Northern Ireland

Ian Paisley kept Sri Lanka trips secret due to embarrassment over its serious human rights violations

Internally displaced Sri Lankan ethnic Tamil civilians wait at a makeshift hospital in Mullivaikal Sri Lanka in 2009
Internally displaced Sri Lankan ethnic Tamil civilians wait at a makeshift hospital in Mullivaikal Sri Lanka in 2009 Internally displaced Sri Lankan ethnic Tamil civilians wait at a makeshift hospital in Mullivaikal Sri Lanka in 2009

IAN Paisley kept Sri Lanka visits secret due to embarrassment about its "serious human rights violation", the House of Common's Committee on Standards found.

Enforced disappearances, executions, torture and other serious human rights abuses were "committed with impunity before, during and in the aftermath of the armed conflict between government forces and the Liberation Tigers of Tamil Eelam" that ended in 2009, according to Amnesty International.

Amnesty found that commitments made by Sri Lanka in 2015 to establish truth, justice and reparation mechanisms and reforms aimed at non-recurrence of these crimes, had not been implemented.
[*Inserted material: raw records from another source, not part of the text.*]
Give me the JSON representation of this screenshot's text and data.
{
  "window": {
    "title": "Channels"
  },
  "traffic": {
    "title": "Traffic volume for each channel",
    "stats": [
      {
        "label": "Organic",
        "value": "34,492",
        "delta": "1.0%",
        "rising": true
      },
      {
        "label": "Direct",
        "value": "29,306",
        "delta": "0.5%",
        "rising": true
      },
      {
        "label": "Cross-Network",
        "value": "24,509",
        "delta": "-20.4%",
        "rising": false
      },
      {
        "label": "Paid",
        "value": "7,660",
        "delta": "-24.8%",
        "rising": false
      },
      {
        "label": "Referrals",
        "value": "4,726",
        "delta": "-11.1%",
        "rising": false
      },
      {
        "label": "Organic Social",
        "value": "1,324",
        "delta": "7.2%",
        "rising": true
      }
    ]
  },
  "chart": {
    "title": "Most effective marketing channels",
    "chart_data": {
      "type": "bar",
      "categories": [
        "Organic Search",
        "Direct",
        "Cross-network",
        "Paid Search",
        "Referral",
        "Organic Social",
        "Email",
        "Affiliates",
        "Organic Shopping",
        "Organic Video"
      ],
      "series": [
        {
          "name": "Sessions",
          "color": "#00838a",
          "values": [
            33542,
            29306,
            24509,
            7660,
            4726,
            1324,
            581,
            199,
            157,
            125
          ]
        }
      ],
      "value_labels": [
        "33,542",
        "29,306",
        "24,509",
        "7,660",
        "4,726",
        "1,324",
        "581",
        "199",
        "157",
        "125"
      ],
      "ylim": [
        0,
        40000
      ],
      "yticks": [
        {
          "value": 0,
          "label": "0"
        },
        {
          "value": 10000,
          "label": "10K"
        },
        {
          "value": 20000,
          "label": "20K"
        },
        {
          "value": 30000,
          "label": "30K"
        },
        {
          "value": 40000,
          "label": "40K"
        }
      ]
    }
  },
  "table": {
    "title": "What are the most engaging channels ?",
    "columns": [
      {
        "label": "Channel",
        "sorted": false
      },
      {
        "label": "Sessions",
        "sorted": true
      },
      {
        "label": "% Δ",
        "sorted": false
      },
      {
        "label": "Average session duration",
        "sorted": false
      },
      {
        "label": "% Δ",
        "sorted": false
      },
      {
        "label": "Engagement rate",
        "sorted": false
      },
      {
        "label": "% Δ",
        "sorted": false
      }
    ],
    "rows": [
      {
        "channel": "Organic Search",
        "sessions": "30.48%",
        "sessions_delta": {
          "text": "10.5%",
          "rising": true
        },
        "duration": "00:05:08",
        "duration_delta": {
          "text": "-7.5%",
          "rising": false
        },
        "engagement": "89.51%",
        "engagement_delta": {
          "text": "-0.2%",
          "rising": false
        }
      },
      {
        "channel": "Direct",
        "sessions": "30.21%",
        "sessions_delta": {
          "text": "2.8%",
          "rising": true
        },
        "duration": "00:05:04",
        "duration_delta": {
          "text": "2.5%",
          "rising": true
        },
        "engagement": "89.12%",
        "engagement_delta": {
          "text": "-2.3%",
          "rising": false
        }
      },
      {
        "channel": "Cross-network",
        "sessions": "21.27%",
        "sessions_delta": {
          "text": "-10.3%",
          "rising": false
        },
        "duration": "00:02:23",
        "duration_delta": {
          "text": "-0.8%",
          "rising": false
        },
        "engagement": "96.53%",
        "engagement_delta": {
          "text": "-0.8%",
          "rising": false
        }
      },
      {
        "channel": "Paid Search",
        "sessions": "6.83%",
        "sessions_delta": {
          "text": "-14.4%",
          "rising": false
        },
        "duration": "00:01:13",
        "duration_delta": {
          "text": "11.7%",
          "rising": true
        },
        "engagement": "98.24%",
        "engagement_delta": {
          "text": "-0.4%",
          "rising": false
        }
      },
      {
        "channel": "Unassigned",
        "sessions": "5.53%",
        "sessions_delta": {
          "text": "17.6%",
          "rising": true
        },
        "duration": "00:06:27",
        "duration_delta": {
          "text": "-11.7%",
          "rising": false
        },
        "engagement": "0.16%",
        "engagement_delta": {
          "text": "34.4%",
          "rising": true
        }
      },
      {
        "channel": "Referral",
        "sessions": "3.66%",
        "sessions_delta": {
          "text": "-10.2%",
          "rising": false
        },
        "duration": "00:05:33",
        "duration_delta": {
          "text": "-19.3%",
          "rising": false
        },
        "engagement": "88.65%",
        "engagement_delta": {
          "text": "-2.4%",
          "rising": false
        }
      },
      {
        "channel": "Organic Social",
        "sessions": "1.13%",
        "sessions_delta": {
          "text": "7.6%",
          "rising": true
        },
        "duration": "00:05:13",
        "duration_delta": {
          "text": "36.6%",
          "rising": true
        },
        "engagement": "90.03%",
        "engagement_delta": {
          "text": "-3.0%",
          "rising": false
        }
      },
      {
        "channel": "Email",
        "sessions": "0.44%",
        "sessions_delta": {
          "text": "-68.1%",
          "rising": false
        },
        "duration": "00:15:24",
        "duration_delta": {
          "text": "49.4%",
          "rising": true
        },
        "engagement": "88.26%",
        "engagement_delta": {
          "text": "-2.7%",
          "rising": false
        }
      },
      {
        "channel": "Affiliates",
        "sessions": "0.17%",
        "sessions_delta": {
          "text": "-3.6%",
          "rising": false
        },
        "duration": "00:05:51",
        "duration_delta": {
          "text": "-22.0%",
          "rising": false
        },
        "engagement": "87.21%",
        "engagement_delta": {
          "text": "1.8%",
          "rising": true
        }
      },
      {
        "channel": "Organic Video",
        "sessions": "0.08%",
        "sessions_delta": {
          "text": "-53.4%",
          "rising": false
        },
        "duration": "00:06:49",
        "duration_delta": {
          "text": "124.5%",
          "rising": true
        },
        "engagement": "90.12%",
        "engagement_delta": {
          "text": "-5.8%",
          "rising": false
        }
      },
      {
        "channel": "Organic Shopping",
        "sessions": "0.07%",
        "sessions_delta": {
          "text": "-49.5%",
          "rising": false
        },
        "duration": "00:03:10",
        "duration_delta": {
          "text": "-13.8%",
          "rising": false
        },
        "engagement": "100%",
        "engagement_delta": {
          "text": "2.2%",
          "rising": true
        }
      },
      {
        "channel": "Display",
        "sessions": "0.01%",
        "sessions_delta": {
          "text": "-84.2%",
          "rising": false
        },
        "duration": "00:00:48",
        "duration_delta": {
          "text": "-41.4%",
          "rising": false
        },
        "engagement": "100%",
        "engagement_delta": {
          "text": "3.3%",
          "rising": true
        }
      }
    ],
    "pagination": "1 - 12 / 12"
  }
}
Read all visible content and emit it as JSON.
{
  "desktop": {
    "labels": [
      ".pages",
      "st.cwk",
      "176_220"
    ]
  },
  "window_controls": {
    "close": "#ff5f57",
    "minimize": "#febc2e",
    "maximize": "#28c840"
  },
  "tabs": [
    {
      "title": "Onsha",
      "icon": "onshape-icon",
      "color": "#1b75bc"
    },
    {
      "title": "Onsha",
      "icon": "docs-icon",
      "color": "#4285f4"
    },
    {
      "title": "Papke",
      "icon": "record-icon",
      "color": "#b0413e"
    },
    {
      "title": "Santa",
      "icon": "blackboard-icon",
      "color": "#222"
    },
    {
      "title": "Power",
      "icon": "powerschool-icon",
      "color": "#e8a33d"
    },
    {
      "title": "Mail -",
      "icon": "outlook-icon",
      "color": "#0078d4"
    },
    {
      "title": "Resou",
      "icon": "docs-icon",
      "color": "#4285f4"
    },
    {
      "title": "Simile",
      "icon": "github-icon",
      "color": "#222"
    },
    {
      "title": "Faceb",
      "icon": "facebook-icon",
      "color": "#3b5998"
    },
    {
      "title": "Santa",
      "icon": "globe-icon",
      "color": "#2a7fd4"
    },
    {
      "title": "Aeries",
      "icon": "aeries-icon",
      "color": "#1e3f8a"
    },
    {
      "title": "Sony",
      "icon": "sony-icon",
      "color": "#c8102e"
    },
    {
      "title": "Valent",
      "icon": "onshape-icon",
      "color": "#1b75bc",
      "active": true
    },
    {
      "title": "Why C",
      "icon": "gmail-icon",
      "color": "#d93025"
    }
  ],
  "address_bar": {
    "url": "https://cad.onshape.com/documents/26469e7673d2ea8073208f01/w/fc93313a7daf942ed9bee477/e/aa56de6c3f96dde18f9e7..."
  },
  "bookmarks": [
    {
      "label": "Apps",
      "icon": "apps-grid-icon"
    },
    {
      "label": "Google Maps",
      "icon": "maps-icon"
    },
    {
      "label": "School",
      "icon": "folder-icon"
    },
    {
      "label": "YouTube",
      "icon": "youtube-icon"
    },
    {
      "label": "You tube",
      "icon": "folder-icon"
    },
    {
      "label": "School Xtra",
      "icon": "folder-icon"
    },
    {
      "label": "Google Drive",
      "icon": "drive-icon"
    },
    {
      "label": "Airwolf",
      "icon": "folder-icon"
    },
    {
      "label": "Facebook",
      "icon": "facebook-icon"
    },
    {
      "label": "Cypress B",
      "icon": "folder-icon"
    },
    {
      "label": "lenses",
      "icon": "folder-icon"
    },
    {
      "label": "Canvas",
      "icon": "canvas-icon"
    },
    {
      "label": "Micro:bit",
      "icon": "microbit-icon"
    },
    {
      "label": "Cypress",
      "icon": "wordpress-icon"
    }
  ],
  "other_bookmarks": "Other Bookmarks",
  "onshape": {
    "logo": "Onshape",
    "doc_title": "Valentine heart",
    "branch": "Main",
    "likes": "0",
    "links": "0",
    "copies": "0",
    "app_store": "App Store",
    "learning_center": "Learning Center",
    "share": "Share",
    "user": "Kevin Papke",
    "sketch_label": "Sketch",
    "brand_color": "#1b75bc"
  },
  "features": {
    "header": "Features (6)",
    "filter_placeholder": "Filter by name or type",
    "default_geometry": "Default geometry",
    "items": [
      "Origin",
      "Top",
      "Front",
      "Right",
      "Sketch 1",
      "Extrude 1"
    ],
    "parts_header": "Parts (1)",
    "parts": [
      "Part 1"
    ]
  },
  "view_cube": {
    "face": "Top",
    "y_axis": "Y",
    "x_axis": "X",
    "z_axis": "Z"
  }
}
Killings by the army of unarmed demonstrators demanding clean water in August 2013 had yet to be prosecuted while reports of torture and other ill-treatment in detention continue.

Of Mr Paisley's three visits, only one in November 2013 paid by the Sri Lankan government to attend the Commonwealth Heads of Government Meeting, was declared.

There were significant calls from many bodies not to host the summit in Sri Lanka and to boycott the event.

The Foreign Affairs Select Committee called on then prime minister, David Cameron, not to attend.

Conservative MPs, however, were banned from travelling on an all-expenses-paid trip to the summit amid growing concern over the regime's lobbying activities in Britain.

The Daily Telegraph reported that the Sri Lankan High Commission in London privately boasted it had 14 MPs prepared to publicly defend the regime, and was hoping to fly several to the island.

Many has already been on luxurious trips to Sri Lanka, the paper reported, some accompanied by their wives or girlfriends, after which several made parliamentary speeches urging greater "understanding" of the circumstances surrounding the civil war.